Tuesday, June 1, 2010

It Takes a Village.....Not!

What I am about to say should not come as a shock because I have made it clear that I am an individualist, so when I say that I never liked the saying "It takes a village to raise a child," you should say, "of course, that is what I would expect you to say." The truth of the matter is that the saying makes my flesh crawl because it takes the responsibility away from the parents and gives it to the group, the collective. Recently my granddaughter was removed from her school about a month before the official end of of the school year and ever since then, when my daughter runs into parents from the school they ask her for an explanation as to why she did this, as if she owes them anything. They try to tell her that she went about it in the wrong way and that she should take their approach and speak to the teacher or at least make them understand her problem with the school. They all seem to feel that she owes the school an acceptable explanation and they are waiting to hear something that will satisfy their collective conscience. They have suggested that it is the problem of the parents and not of my granddaughter and that my daughter, her parent, has some how taken their child, my granddaughter from the school against her will. They think that they know what is best for her and they feel like one of their children has been taken away from the control of the collective or the village if you will. The village knows what is best for this child and what is best is that she, like each of their own children, learns to grin and bear the below standard education that is being doled out to her.
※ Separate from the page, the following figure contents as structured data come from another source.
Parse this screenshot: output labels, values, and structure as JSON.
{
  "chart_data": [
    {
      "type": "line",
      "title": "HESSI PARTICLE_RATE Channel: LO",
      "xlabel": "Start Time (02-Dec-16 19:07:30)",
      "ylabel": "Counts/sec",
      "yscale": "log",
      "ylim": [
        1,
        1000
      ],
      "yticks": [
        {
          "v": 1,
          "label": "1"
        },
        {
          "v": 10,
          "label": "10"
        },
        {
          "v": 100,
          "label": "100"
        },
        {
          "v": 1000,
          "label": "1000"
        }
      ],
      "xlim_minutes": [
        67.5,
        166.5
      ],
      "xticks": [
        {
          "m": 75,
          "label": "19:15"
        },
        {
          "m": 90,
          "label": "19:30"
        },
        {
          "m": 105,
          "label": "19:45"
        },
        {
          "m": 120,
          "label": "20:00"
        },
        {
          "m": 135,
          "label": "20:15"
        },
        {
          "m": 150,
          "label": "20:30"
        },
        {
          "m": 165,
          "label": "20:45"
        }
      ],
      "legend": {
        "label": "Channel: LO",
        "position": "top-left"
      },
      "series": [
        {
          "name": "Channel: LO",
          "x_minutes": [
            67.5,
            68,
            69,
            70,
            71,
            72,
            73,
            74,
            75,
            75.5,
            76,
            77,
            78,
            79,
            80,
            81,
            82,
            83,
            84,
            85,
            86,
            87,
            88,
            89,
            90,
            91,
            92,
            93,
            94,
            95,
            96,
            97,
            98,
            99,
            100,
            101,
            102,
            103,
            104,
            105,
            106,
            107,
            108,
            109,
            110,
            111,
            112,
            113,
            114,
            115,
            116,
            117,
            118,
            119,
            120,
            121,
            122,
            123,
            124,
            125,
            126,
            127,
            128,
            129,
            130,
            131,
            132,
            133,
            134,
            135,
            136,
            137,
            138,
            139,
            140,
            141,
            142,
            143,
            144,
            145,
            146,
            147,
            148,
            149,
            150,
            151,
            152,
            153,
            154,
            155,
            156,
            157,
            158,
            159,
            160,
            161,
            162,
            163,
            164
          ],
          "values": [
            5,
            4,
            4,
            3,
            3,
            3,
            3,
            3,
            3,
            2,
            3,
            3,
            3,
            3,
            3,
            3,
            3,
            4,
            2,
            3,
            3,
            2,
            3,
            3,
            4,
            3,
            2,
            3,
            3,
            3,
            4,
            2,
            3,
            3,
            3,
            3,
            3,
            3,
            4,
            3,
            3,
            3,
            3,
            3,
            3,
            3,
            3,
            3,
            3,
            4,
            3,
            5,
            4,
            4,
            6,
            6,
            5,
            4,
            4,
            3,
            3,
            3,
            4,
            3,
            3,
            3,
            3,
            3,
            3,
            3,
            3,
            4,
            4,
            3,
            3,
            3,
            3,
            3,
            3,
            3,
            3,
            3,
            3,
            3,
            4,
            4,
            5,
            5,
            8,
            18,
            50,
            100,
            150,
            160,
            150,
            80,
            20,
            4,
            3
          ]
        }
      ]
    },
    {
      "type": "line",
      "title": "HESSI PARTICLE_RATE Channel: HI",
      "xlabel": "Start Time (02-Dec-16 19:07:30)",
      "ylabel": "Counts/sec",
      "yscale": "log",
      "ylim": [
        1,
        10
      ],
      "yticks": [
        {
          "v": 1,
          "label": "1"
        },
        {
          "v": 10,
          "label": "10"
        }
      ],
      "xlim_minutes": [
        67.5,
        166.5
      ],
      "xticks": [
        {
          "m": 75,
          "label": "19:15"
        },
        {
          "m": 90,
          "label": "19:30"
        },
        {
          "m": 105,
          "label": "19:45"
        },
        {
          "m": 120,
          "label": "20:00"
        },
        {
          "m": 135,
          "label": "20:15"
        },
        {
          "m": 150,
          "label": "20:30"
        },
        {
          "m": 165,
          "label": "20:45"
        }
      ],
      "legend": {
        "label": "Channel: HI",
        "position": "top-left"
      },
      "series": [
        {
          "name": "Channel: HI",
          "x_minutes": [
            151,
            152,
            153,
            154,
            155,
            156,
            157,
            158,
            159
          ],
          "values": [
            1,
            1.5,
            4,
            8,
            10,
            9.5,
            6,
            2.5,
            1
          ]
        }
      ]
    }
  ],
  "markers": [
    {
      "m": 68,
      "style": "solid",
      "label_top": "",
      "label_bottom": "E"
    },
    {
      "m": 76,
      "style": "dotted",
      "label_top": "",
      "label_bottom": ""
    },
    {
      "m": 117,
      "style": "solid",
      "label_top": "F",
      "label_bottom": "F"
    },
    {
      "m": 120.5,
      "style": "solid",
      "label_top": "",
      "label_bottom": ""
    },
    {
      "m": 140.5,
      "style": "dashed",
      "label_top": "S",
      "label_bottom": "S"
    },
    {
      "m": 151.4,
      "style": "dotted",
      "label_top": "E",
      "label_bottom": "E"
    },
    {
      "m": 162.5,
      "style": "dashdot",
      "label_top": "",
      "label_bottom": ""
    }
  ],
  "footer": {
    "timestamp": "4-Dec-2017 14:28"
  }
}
If this school is good enough for their children, it is good enough for her because she is a part of the village, the collective and every Black child is expected to have the same experience or else, how will she feel at home in the village? I don't know about anyone else but, one of the reasons I had children is so I could teach them my values and standards and in the end to teach them to always live by their own values and standards and not that of the village, the collective. The village has voiced its unsolicited opinions to my daughter but she made her decision almost a month ago and they will have to live with it because in the end, it is hers and her husband's sole responsibility to raise their daughter.